How then did becoming a mom finally put me on the road to recovery? One word. Need.

The irony of the situation is that to improve self-esteem, you need to first have enough of it to prove to yourself that you're worth fighting for. And no matter how hard I tried, I just couldn't get there… Until I felt my baby kick for the first time. It was like bubbles popping inside my tummy, and it was the absolute best feeling in the world.

My horrible, ugly body was good for something after all. It created life, it nourished that life, and it gave me new motivation. How can something capable of such profound miracles be worthless?

Then she came, and I learned a whole new level of love. The most terrible yet wonderful part? She looked exactly like me, and she was–and continues to be–the most beautiful thing I've ever seen.

And she gets that from me. Ugly, no-good me.

The brain can only deal with a distortion like this for so long before it craves a reconciliation. Eventually, I had to either choose to believe my daughter was hideous or find the beauty in my own form. I chose the latter.

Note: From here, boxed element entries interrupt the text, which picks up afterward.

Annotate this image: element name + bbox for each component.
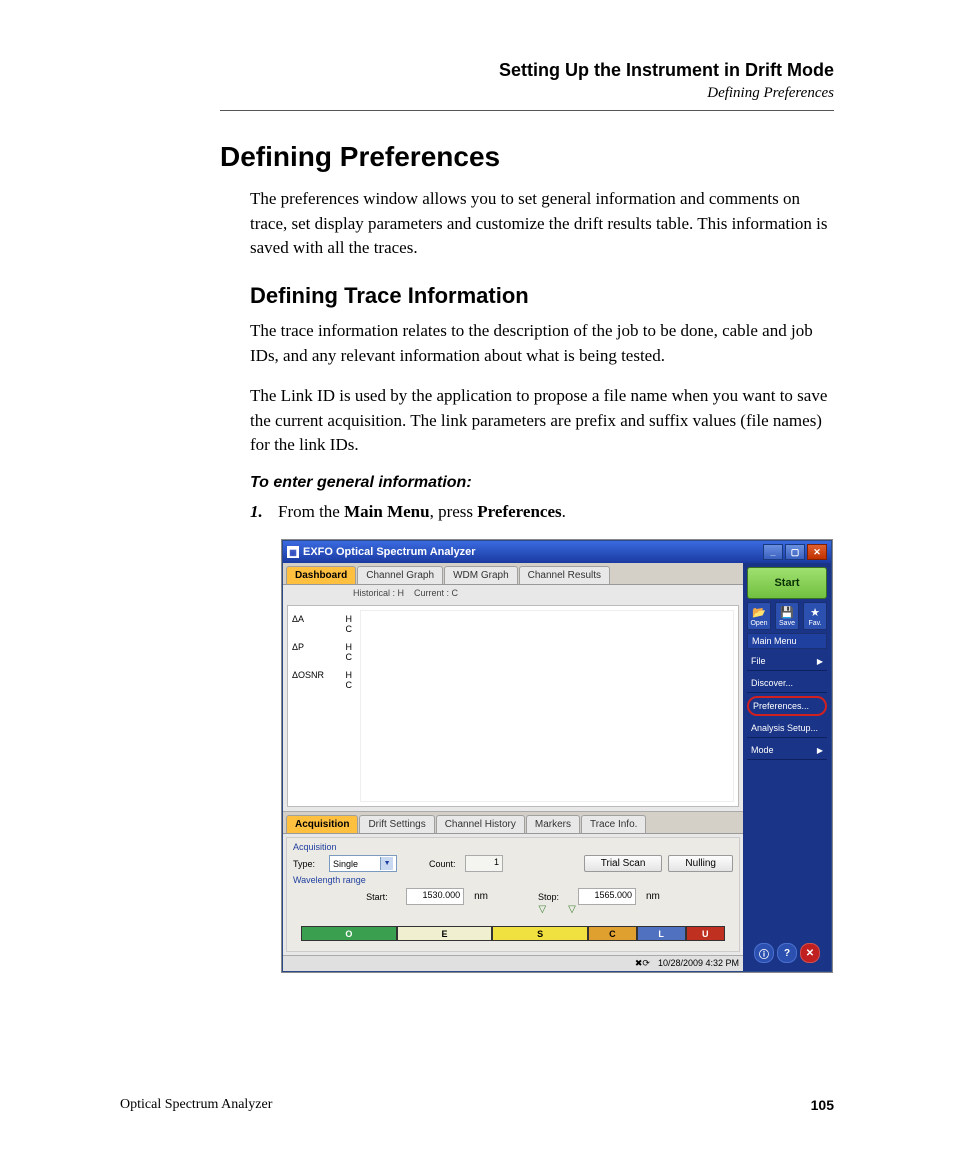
page-header: Setting Up the Instrument in Drift Mode …	[220, 60, 834, 111]
band-bar: O E S C L U	[301, 926, 725, 941]
folder-open-icon: 📂	[752, 606, 766, 619]
step-text: From the Main Menu, press Preferences.	[278, 502, 566, 522]
tab-markers[interactable]: Markers	[526, 815, 580, 833]
menu-analysis-setup[interactable]: Analysis Setup...	[747, 719, 827, 738]
app-body: Dashboard Channel Graph WDM Graph Channe…	[283, 563, 831, 971]
body-paragraph-2: The trace information relates to the des…	[250, 319, 834, 368]
count-field[interactable]: 1	[465, 855, 503, 872]
open-button[interactable]: 📂Open	[747, 602, 771, 630]
band-e[interactable]: E	[397, 926, 493, 941]
start-marker-icon[interactable]: ▽	[538, 904, 546, 915]
tab-acquisition[interactable]: Acquisition	[286, 815, 358, 833]
trial-scan-button[interactable]: Trial Scan	[584, 855, 663, 872]
maximize-button[interactable]: ▢	[785, 544, 805, 560]
tab-drift-settings[interactable]: Drift Settings	[359, 815, 434, 833]
body-paragraph-1: The preferences window allows you to set…	[250, 187, 834, 261]
status-timestamp: 10/28/2009 4:32 PM	[658, 958, 739, 969]
window-buttons: _ ▢ ✕	[763, 544, 827, 560]
top-tabs: Dashboard Channel Graph WDM Graph Channe…	[283, 563, 743, 585]
tab-dashboard[interactable]: Dashboard	[286, 566, 356, 584]
main-area: Dashboard Channel Graph WDM Graph Channe…	[283, 563, 743, 971]
acquisition-panel: Acquisition Type: Single ▼ Count: 1 Tria…	[286, 837, 740, 952]
window-titlebar: ▦ EXFO Optical Spectrum Analyzer _ ▢ ✕	[283, 541, 831, 563]
step-number: 1.	[250, 502, 268, 522]
band-o[interactable]: O	[301, 926, 397, 941]
tab-channel-history[interactable]: Channel History	[436, 815, 525, 833]
menu-file[interactable]: File▶	[747, 652, 827, 671]
instruction-heading: To enter general information:	[250, 474, 834, 492]
triangle-right-icon: ▶	[817, 746, 823, 755]
tab-trace-info[interactable]: Trace Info.	[581, 815, 646, 833]
main-menu-label: Main Menu	[747, 633, 827, 649]
chart-row-labels: ΔAHC ΔPHC ΔOSNRHC	[288, 606, 356, 806]
count-label: Count:	[429, 859, 459, 869]
page-footer: Optical Spectrum Analyzer 105	[120, 1097, 834, 1113]
start-field[interactable]: 1530.000	[406, 888, 464, 905]
menu-preferences[interactable]: Preferences...	[747, 696, 827, 716]
nulling-button[interactable]: Nulling	[668, 855, 733, 872]
app-screenshot: ▦ EXFO Optical Spectrum Analyzer _ ▢ ✕ D…	[282, 540, 832, 972]
step-1: 1. From the Main Menu, press Preferences…	[250, 502, 834, 522]
chart-legend: Historical : H Current : C	[283, 585, 743, 601]
menu-mode[interactable]: Mode▶	[747, 741, 827, 760]
footer-book-title: Optical Spectrum Analyzer	[120, 1097, 272, 1113]
band-c[interactable]: C	[588, 926, 637, 941]
tab-channel-graph[interactable]: Channel Graph	[357, 566, 443, 584]
minimize-button[interactable]: _	[763, 544, 783, 560]
bottom-tabs: Acquisition Drift Settings Channel Histo…	[283, 811, 743, 834]
wavelength-markers: ▽ ▽	[301, 908, 725, 918]
tab-channel-results[interactable]: Channel Results	[519, 566, 610, 584]
chapter-subtitle: Defining Preferences	[220, 85, 834, 102]
type-label: Type:	[293, 859, 323, 869]
statusbar: ✖⟳ 10/28/2009 4:32 PM	[283, 955, 743, 971]
side-panel: Start 📂Open 💾Save ★Fav. Main Menu File▶ …	[743, 563, 831, 971]
band-l[interactable]: L	[637, 926, 686, 941]
save-disk-icon: 💾	[780, 606, 794, 619]
body-paragraph-3: The Link ID is used by the application t…	[250, 384, 834, 458]
section-heading: Defining Preferences	[220, 141, 834, 173]
nm-unit: nm	[474, 891, 488, 902]
stop-field[interactable]: 1565.000	[578, 888, 636, 905]
stop-marker-icon[interactable]: ▽	[568, 904, 576, 915]
side-bottom-icons: ⓘ ? ✕	[747, 939, 827, 967]
nm-unit: nm	[646, 891, 660, 902]
start-button[interactable]: Start	[747, 567, 827, 599]
save-button[interactable]: 💾Save	[775, 602, 799, 630]
chart-empty-area	[360, 610, 734, 802]
info-button[interactable]: ⓘ	[754, 943, 774, 963]
star-icon: ★	[810, 606, 820, 619]
band-s[interactable]: S	[492, 926, 588, 941]
side-icon-row: 📂Open 💾Save ★Fav.	[747, 602, 827, 630]
chapter-title: Setting Up the Instrument in Drift Mode	[220, 60, 834, 81]
status-icon: ✖⟳	[635, 958, 650, 969]
band-u[interactable]: U	[686, 926, 725, 941]
stop-label: Stop:	[538, 892, 568, 902]
wavelength-group-label: Wavelength range	[293, 875, 733, 885]
type-combo[interactable]: Single ▼	[329, 855, 397, 872]
footer-page-number: 105	[811, 1097, 834, 1113]
chevron-down-icon: ▼	[380, 857, 393, 870]
window-title: EXFO Optical Spectrum Analyzer	[303, 546, 763, 558]
fav-button[interactable]: ★Fav.	[803, 602, 827, 630]
subsection-heading: Defining Trace Information	[250, 283, 834, 309]
document-page: Setting Up the Instrument in Drift Mode …	[0, 0, 954, 1159]
acq-group-label: Acquisition	[293, 842, 733, 852]
exit-button[interactable]: ✕	[800, 943, 820, 963]
help-button[interactable]: ?	[777, 943, 797, 963]
start-label: Start:	[366, 892, 396, 902]
tab-wdm-graph[interactable]: WDM Graph	[444, 566, 518, 584]
triangle-right-icon: ▶	[817, 657, 823, 666]
app-icon: ▦	[287, 546, 299, 558]
chart-panel: ΔAHC ΔPHC ΔOSNRHC	[287, 605, 739, 807]
close-button[interactable]: ✕	[807, 544, 827, 560]
menu-discover[interactable]: Discover...	[747, 674, 827, 693]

14692_10153238348547147_8359452318123464862_nShe is beautiful, because I too am beautiful.

And when she looks up at me with those big blue eyes that look so much like my own, I see wonder, I see joy, and I see my love reflecting back at me through her.

To Phoenix, I'm not a failure. I'm not awkward or stupid or ugly. I am only Mommy, and I am the most amazing person in the entire world. When I enter the room, she leaps straight into my arms and giggles–my arrival the best part of her entire day. Together we sit for hours and tell secrets, play games, and put on chapstick and jewelry. We cuddle and kiss and make ourselves beautiful by allowing ourselves to love each other with everything we've got.

I never knew I was beautiful until I learned to look at myself through my daughter's eyes.